Abstract: Let $(X,\omega_0):=(\mathbb{C}/\Lambda,0)$ denote the elliptic curve associated to the lattice $\Lambda$, $X_2:={\omega_0,\cdots, \omega_3}$ its set of half-periods and $\wp:X \to \mathbb{P}^1$ the usual Weierstrass $\wp$ function, with a double pole at the origin $\omega_0$. Fix $(\alpha,m)\in \mathbb{N}^4\times \mathbb{N}$ and consider a function $$u_\xi(x) = \sum_0^3 \alpha_i(\alpha_i+1)\wp(x\,\textrm{-}\,\omega_i) +2\sum_{j=1}^m \left(\wp(x\, \textrm{-}\, \rho_j)+\wp(x+\rho_j)\right),$$ where ${\rho_j} \in (X \setminus X_2)^{(m)}$. The latter is known to be a so-called (even, $\Lambda$-periodic) finite-gap potential, if and only if ${\rho_j} $ satisfies the so-called (D-G) square system of equations. We let $\mathcal{P}ot_X(\alpha,m)$ denote the set of such potentials.
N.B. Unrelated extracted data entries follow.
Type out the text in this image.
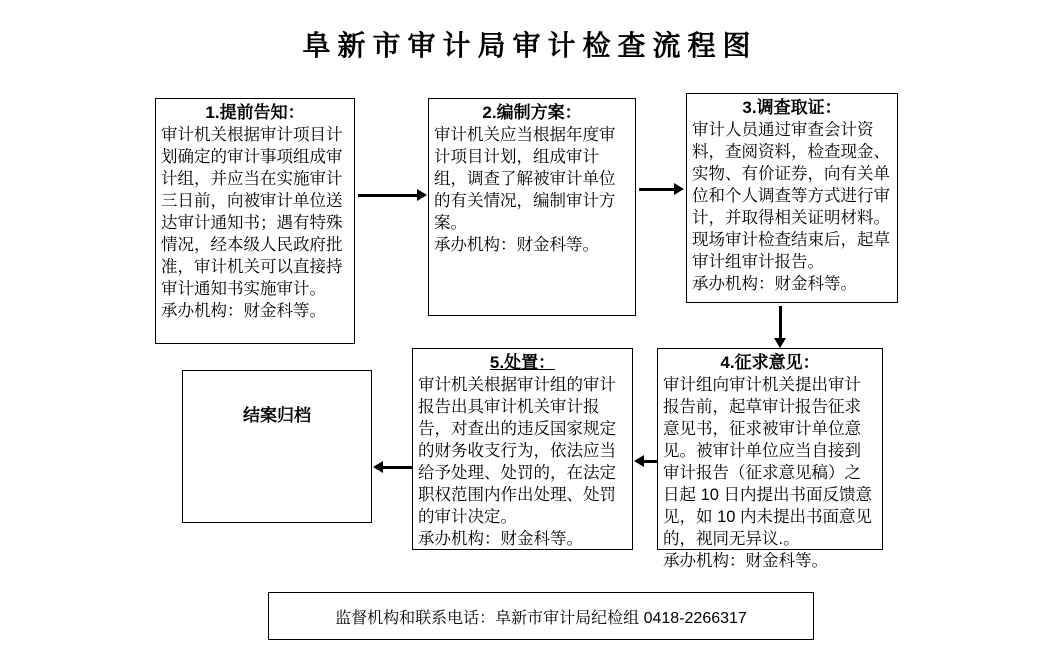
阜新市审计局审计检查流程图
1.提前告知：
审计机关根据审计项目计划确定的审计事项组成审计组，并应当在实施审计三日前，向被审计单位送达审计通知书；遇有特殊情况，经本级人民政府批准，审计机关可以直接持审计通知书实施审计。
承办机构：财金科等。
2.编制方案：
审计机关应当根据年度审计项目计划，组成审计组，调查了解被审计单位的有关情况，编制审计方案。
承办机构：财金科等。
3.调查取证：
审计人员通过审查会计资料，查阅资料，检查现金、实物、有价证券，向有关单位和个人调查等方式进行审计，并取得相关证明材料。现场审计检查结束后，起草审计组审计报告。
承办机构：财金科等。
4.征求意见：
审计组向审计机关提出审计报告前，起草审计报告征求意见书，征求被审计单位意见。被审计单位应当自接到审计报告（征求意见稿）之日起 10 日内提出书面反馈意见，如 10 内未提出书面意见的，视同无异议.。
承办机构：财金科等。
5.处置：
审计机关根据审计组的审计报告出具审计机关审计报告，对查出的违反国家规定的财务收支行为，依法应当给予处理、处罚的，在法定职权范围内作出处理、处罚的审计决定。
承办机构：财金科等。
结案归档
监督机构和联系电话：阜新市审计局纪检组 0418-2266317
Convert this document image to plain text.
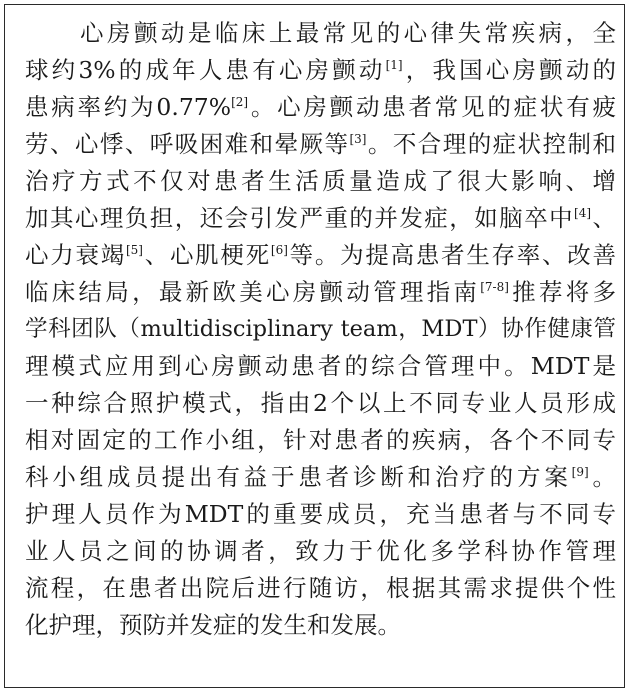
心房颤动是临床上最常见的心律失常疾病，全
球约3%的成年人患有心房颤动[1]，我国心房颤动的
患病率约为0.77%[2]。心房颤动患者常见的症状有疲
劳、心悸、呼吸困难和晕厥等[3]。不合理的症状控制和
治疗方式不仅对患者生活质量造成了很大影响、增
加其心理负担，还会引发严重的并发症，如脑卒中[4]、
心力衰竭[5]、心肌梗死[6]等。为提高患者生存率、改善
临床结局，最新欧美心房颤动管理指南[7-8]推荐将多
学科团队（multidisciplinary team，MDT）协作健康管
理模式应用到心房颤动患者的综合管理中。MDT是
一种综合照护模式，指由2个以上不同专业人员形成
相对固定的工作小组，针对患者的疾病，各个不同专
科小组成员提出有益于患者诊断和治疗的方案[9]。
护理人员作为MDT的重要成员，充当患者与不同专
业人员之间的协调者，致力于优化多学科协作管理
流程，在患者出院后进行随访，根据其需求提供个性
化护理，预防并发症的发生和发展。
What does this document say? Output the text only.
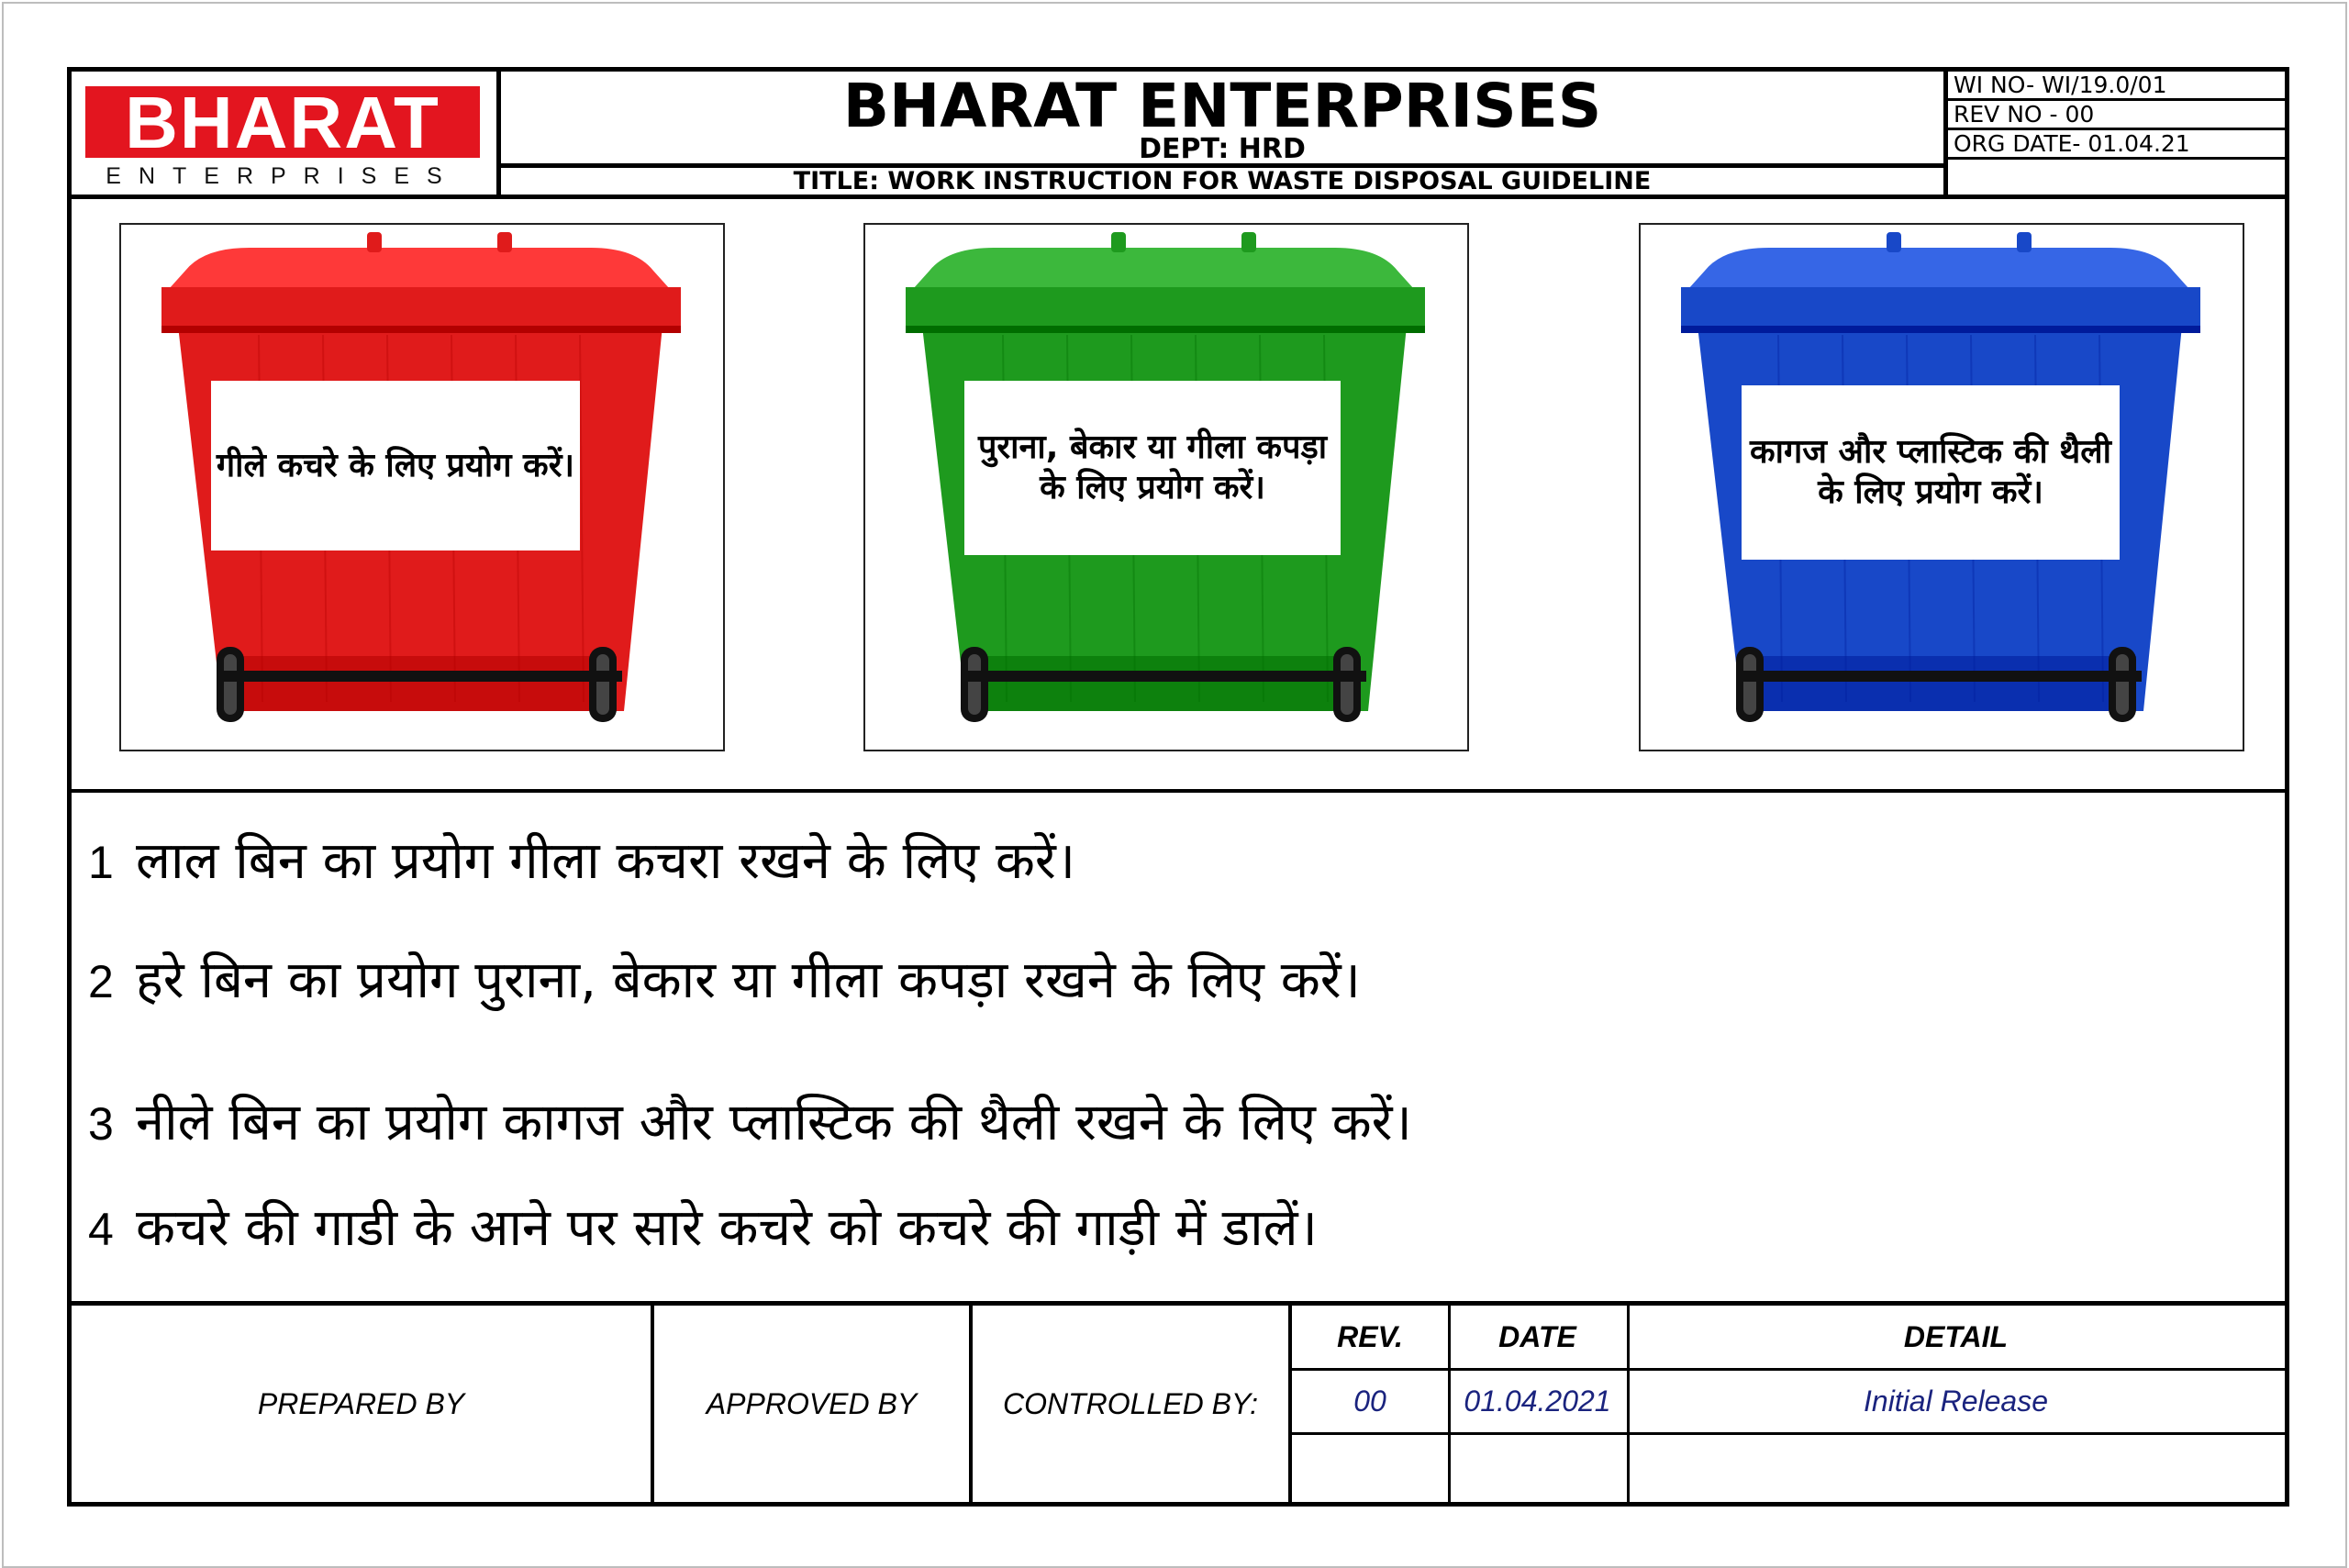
BHARAT
ENTERPRISES
BHARAT ENTERPRISES
DEPT: HRD
TITLE: WORK INSTRUCTION FOR WASTE DISPOSAL GUIDELINE
WI NO- WI/19.0/01
REV NO - 00
ORG DATE- 01.04.21
गीले कचरे के लिए प्रयोग करें।	पुराना, बेकार या गीला कपड़ा के लिए प्रयोग करें।
कागज और प्लास्टिक की थैली के लिए प्रयोग करें।
1 लाल बिन का प्रयोग गीला कचरा रखने के लिए करें।
2 हरे बिन का प्रयोग पुराना, बेकार या गीला कपड़ा रखने के लिए करें।
3 नीले बिन का प्रयोग कागज और प्लास्टिक की थैली रखने के लिए करें।
4 कचरे की गाडी के आने पर सारे कचरे को कचरे की गाड़ी में डालें।
PREPARED BY	APPROVED BY	CONTROLLED BY:
REV.	DATE	DETAIL
00	01.04.2021	Initial Release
Any such potential corresponds to a unique spectral data $(\pi,\xi)$, where $\pi: \Gamma \to X$ is a hyperelliptic tangential cover of degree $n:=\frac{1}{2}(\sum_i\alpha_i(\alpha_i+1)+4m)$ and $\xi$ a $\theta$-characteristic of the spectral curve $\Gamma$. The problem at stake is to find out all spectral data of the family $\mathcal{P}ot_X(m) := \bigcup_{\alpha\in \mathbb{N}^4} \mathcal{P}ot_X(\alpha,m),$ for any $m$. The latter problem has been thoroughly studied for $\mathcal{P}ot_X(0)$ and $\mathcal{P}ot_X(1)$. In this article we go one step further, by studying all spectral data of each family $\mathcal{P}ot_X(\alpha,2)$. We find the bound $#\mathcal{P}ot_X(\alpha,2)\leq 27$, for any $\alpha\in \mathbb{N}^4$, with equality for a generic elliptic curve $X$. We also find a formula for the arithmetic geni of the corresponding spectral curves in terms of $\alpha$, which we generalize to $\mathcal{P}ot_X(\alpha,m)$ for any $m$. At last, we conclude with a natural conjecture, leading to a recursive formula in $d\in \mathbb{N}$, for the cardinals of $\mathcal{P}ot_X(\alpha,d)$.